Convenience store retail chain

Allsup's Convenience Stores, Inc. is a privately owned chain of convenience stores with over 400 locations, mostly in New Mexico, West Texas, and Oklahoma. It is a 24-hour chain selling fuel under the Shell, DK, Alon, ConocoPhillips, Exxon, Valero, and "Allsup's On the Go" brands. It also sells traditional convenience store items and prepared food items, and is particularly noted for their world famous burritos and chimichangas. The company's main competitors are Circle K and 7-Eleven/Stripes.

== History ==
The original concept was established by Lonnie and Barbara Allsup in Roswell, New Mexico, in 1956, as Lonnie's Drive-In Grocery. Lonnie, a veteran of the United States Air Force who served in the Korean War, expanded the business into a small chain and sold it to 7-Eleven in 1963. With the earnings of that sale, the Allsup family relocated to Clovis, New Mexico, and began the Allsup's convenience store chain.

Allsup's is known for being the first company to introduce self-serve gas pumps. It is ranked as New Mexico's #1 privately owned corporation, and is the largest convenience store chain in the state.
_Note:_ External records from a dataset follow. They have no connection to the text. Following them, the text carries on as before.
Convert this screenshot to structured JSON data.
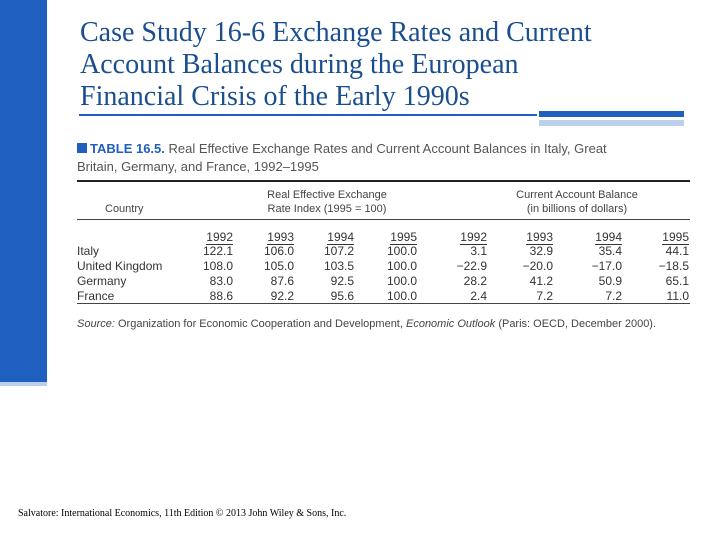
{
  "slide": {
    "title": "Case Study 16-6  Exchange Rates and Current\nAccount Balances during the European\nFinancial Crisis of the Early 1990s",
    "footer": "Salvatore: International Economics, 11th Edition © 2013 John Wiley & Sons, Inc."
  },
  "table": {
    "number": "TABLE 16.5.",
    "caption_line1": "Real Effective Exchange Rates and Current Account Balances in Italy, Great",
    "caption_line2": "Britain, Germany, and France, 1992–1995",
    "header_country": "Country",
    "header_rer_line1": "Real Effective Exchange",
    "header_rer_line2": "Rate Index (1995 = 100)",
    "header_cab_line1": "Current Account Balance",
    "header_cab_line2": "(in billions of dollars)",
    "years": [
      "1992",
      "1993",
      "1994",
      "1995",
      "1992",
      "1993",
      "1994",
      "1995"
    ],
    "rows": [
      {
        "country": "Italy",
        "values": [
          "122.1",
          "106.0",
          "107.2",
          "100.0",
          "3.1",
          "32.9",
          "35.4",
          "44.1"
        ]
      },
      {
        "country": "United Kingdom",
        "values": [
          "108.0",
          "105.0",
          "103.5",
          "100.0",
          "−22.9",
          "−20.0",
          "−17.0",
          "−18.5"
        ]
      },
      {
        "country": "Germany",
        "values": [
          "83.0",
          "87.6",
          "92.5",
          "100.0",
          "28.2",
          "41.2",
          "50.9",
          "65.1"
        ]
      },
      {
        "country": "France",
        "values": [
          "88.6",
          "92.2",
          "95.6",
          "100.0",
          "2.4",
          "7.2",
          "7.2",
          "11.0"
        ]
      }
    ],
    "source_label": "Source:",
    "source_text": "Organization for Economic Cooperation and Development,",
    "source_pub": "Economic Outlook",
    "source_tail": "(Paris: OECD, December 2000)."
  }
}
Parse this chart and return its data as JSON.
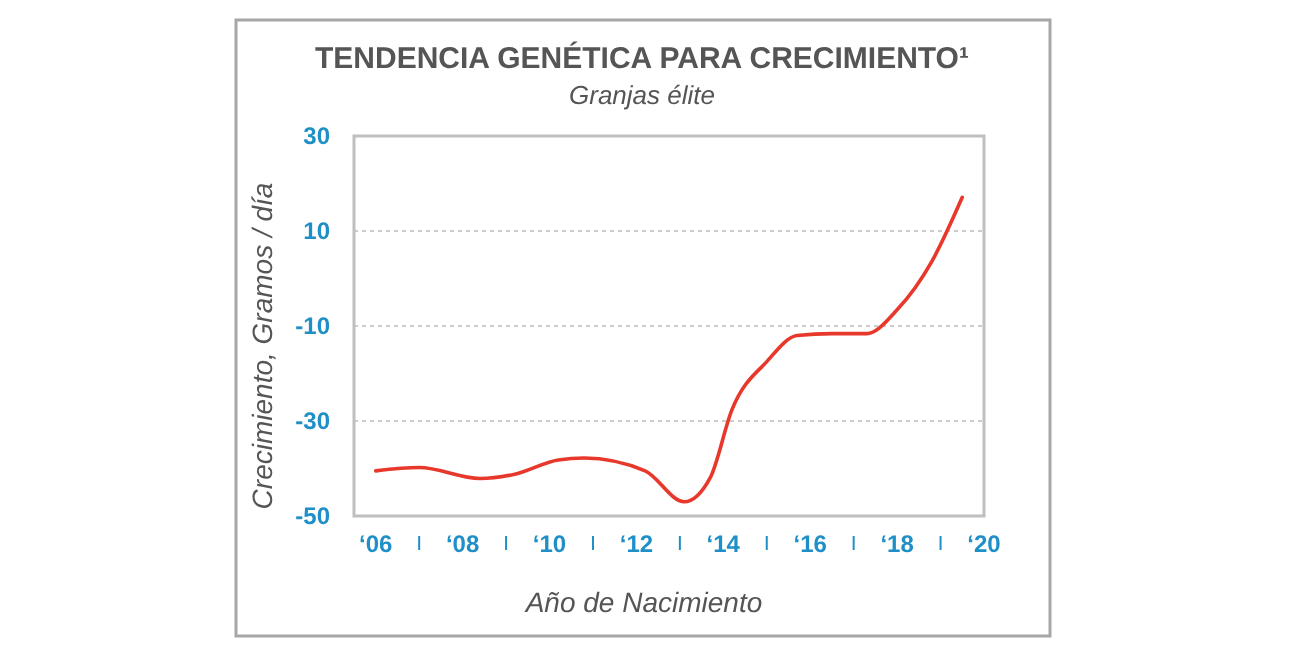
{
  "chart_data": {
    "type": "line",
    "title": "TENDENCIA GENÉTICA PARA CRECIMIENTO¹",
    "subtitle": "Granjas élite",
    "xlabel": "Año de Nacimiento",
    "ylabel": "Crecimiento, Gramos / día",
    "x": [
      6,
      7,
      8.4,
      9.2,
      10.2,
      10.8,
      12.2,
      13.1,
      13.7,
      14.2,
      15,
      15.7,
      16.5,
      17.3,
      18,
      18.8,
      19.5
    ],
    "series": [
      {
        "color": "#e8382c",
        "values": [
          -40.5,
          -39.8,
          -42.1,
          -41.2,
          -38.2,
          -37.8,
          -40.5,
          -47,
          -41.9,
          -27.6,
          -17.5,
          -12,
          -11.6,
          -11.6,
          -6.6,
          3.6,
          17.1
        ]
      }
    ],
    "xlim": [
      5.5,
      20
    ],
    "ylim": [
      -50,
      30
    ],
    "xticks": [
      {
        "value": 6,
        "label": "‘06"
      },
      {
        "value": 7,
        "label": null
      },
      {
        "value": 8,
        "label": "‘08"
      },
      {
        "value": 9,
        "label": null
      },
      {
        "value": 10,
        "label": "‘10"
      },
      {
        "value": 11,
        "label": null
      },
      {
        "value": 12,
        "label": "‘12"
      },
      {
        "value": 13,
        "label": null
      },
      {
        "value": 14,
        "label": "‘14"
      },
      {
        "value": 15,
        "label": null
      },
      {
        "value": 16,
        "label": "‘16"
      },
      {
        "value": 17,
        "label": null
      },
      {
        "value": 18,
        "label": "‘18"
      },
      {
        "value": 19,
        "label": null
      },
      {
        "value": 20,
        "label": "‘20"
      }
    ],
    "yticks": [
      30,
      10,
      -10,
      -30,
      -50
    ],
    "grid": "y",
    "marker": "none",
    "line_style": "solid"
  }
}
The original founder, Lonnie Allsup, died in January 2018.

== Purchase by Yesway ==
On October 8, 2019, Yesway entered into a definitive agreement to purchase Allsup's Convenience Stores Inc. Yesway officially acquired Allsup's convenience stores in November 2019. "All of us at Yesway are excited to be joining together with Allsup's, one of the most iconic and adored convenience-store chains in the country," stated Tom Trkla, chairman and CEO of Yesway. Yesway is owned by the investment firm Brookwood.

Allsup's underwent changes after the purchase, such as introducing Yesway mugs, cups, and other merchandise. Yesway also introduced Yesway branded chocolate bars and other candies.

In 2020, the home office was relocated from Clovis, New Mexico to Fort Worth, Texas.